AS PERGUNTAS SEM RESPOSTA

Bem sucedido politicamente, qual é o ponto fraco do projeto de Chávez? A debilidade intrínseca do chavismo parece passar pela sustentação de projetos para o desenvolvimento econômico e social do país. à clareza do projeto político não se segue igual clareza no projeto econômico. Este tem permanecido submergido pelo discurso político ou pelo esforço concentrado nas reformas políticas. A formulação de um projeto econômico também não se vislumbra nas prioridades de sua agenda. Entretanto, a eficácia do discurso e das reformas políticas, mesmo que substantivas, tem uma eficácia delimitada pelo tempo. Se concordamos em reproduzir o discurso dos atores e em que se está efetivando uma mudança significativa no sistema político venezuelano chamado pelo chavismo de revolução pacífica, haveríamos de frisar também que tal acontecimento é singular na história política latino-americana pelo papel secundário que nesse processo adquirem as potenciais transformações econômicas. Esta seria uma diferença fundamental. Em relação à "longa lista de revoluções do século XX, articuladas na sua maior parte (...) em torno da famosa transformação dos meios de produção (...)"24 24 Alfredo Ramos Jiménez. "El escenario del nuevo comienzo: aproximação ao fenómeno Chávez" . Op., cit., p. 4. .

Com a desgraça produzida pelo desastre natural das enchentes que sepultaram milhares de venezuelanos nas proximidades de Caracas no final de 1999, o adiamento na definição deste projeto viu-se justificada. Diríamos que afortuna perversa veio em socorro, de alguma maneira, do político de virtú. Porém, passado o trauma e a posição compreensiva de muitos venezuelanos, a questão volta a ser colocada para sua definição no curto prazo. Essa urgência se sustenta no fato de que nas últimas duas décadas o nível de vida do venezuelano conheceu um processo de deterioração crescente, manifestado na desvalorização da moeda e no aumento dos níveis de desemprego. Embora esses indicadores econômicos de nenhuma maneira sejam monopólio dos venezuelanos, no seu caso desempenham um papel muito importante, na medida em que o inconformismo do venezuelano, seu ódio pelas elites tradicionais e suas atitudes que o levaram a fazer uma opção política tida como radical têm por origem a "sensação de prosperidade perdida". Na sensação de que a democracia política era acompanhada por uma democracia social consistia, em parte, a legitimidade o sistema político venezuelano do antigo regime, ao menos até finais de 70. Como recuperar essa percepção de existência de uma democracia política que acompanha a democracia social e como fazer desta última um objetivo substantivo é um tema que aparece muito pouco objetivado na revolução pacífica de Chávez.

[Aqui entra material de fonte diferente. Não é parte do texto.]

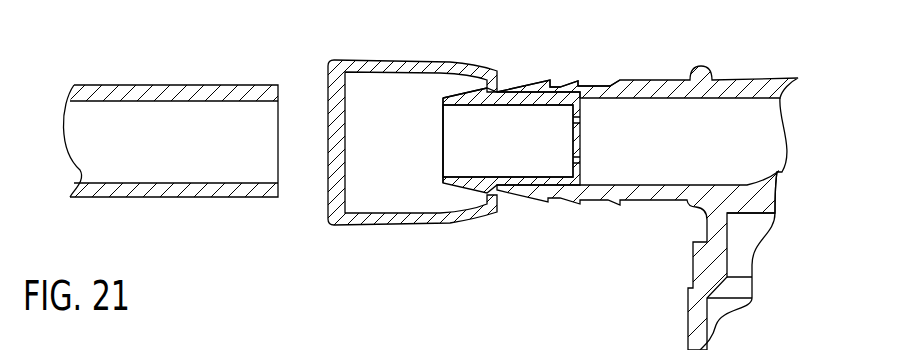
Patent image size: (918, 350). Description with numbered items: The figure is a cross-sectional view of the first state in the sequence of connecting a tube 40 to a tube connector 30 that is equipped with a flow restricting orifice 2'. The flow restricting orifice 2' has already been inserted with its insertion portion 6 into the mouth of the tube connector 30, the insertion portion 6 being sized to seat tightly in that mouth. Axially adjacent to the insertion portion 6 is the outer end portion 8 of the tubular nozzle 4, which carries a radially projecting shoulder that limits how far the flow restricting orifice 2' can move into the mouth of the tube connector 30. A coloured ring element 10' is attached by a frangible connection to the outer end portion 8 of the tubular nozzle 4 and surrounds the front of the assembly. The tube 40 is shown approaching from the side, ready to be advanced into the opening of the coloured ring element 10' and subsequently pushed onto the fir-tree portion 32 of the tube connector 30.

The tube 40 is at (168, 85).
The flow restricting orifice 2' is at (477, 116).
The coloured ring element 10' is at (412, 118).
The tubular nozzle 4 is at (560, 140).
The outer end portion 8 is at (465, 95).
The insertion portion 6 is at (527, 106).
The tube connector 30 is at (646, 76).
The fir-tree portion 32 is at (576, 79).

A definição deste projeto passa por dar respostas para a velha questão que pode ser chamada de estrutural: qual é o papel do Estado e do petróleo na economia política do pais?

Essa questão nos coloca ante dois cenários possíveis. Primeiro cenário: para concretizar seu projeto econômico o Estado cede às forças da globalização, deixando que a "exuberância irracional do mercado" complete a industrialização inacabada, diversifique a economia e realize a democracia social. Se a nova Constituição oferece algumas pistas sobre o projeto econômico de Chávez - e ela parece oferecer - poderemos apreciar que este horizonte não está colocado na perspectiva do projeto do chavismo. Propositadamente os constituintes venezuelanos redigiram um capítulo da Constituição que trata da "función del Estado en la economia" no qual se lê claramente que o Estado, tendo por coadjuvante o setor privado, tem a seu cargo a direção do processo econômico, visando "fortalecer Ia soberania económica del país". O esclarecimento desse cenário é importante porque a experiência venezuelana está sendo seguida com atenção no resto da América Latina, na medida que se trataria de uma experiência alternativa que rema contra a normativa da ortodoxia liberal hegemônica, isso apesar de que Chávez tem prometido manter privatizado o que já está privatizado. O esclarecimento do papel do Estado na economia, dentro do projeto chavista, é importante também porque levanta uma questão que não deixaria de inquietar as elites latino-americanas: e se a política econômica do chavismo, mesmo remando contra a onda liberal, se mostrasse bem sucedida? O que aconteceria? Nessa hipótese, não estaria América Latina propensa a repetir, num efeito dominó, similares revoluções silenciosas? Ou numa hipótese mais pessimista, como a que levanta o importante trabalho de Hirst e Thompson, "esses nacionalismos introspectivos realmente existem e continuarão a se desenvolver, mas à medida que seus projetos políticos têm êxito, eles têm o efeito de marginalizar suas sociedades "25. Em outras palavras, o sucesso político do chavismo não estaria gerando o paradoxo de seu isolamento internacional?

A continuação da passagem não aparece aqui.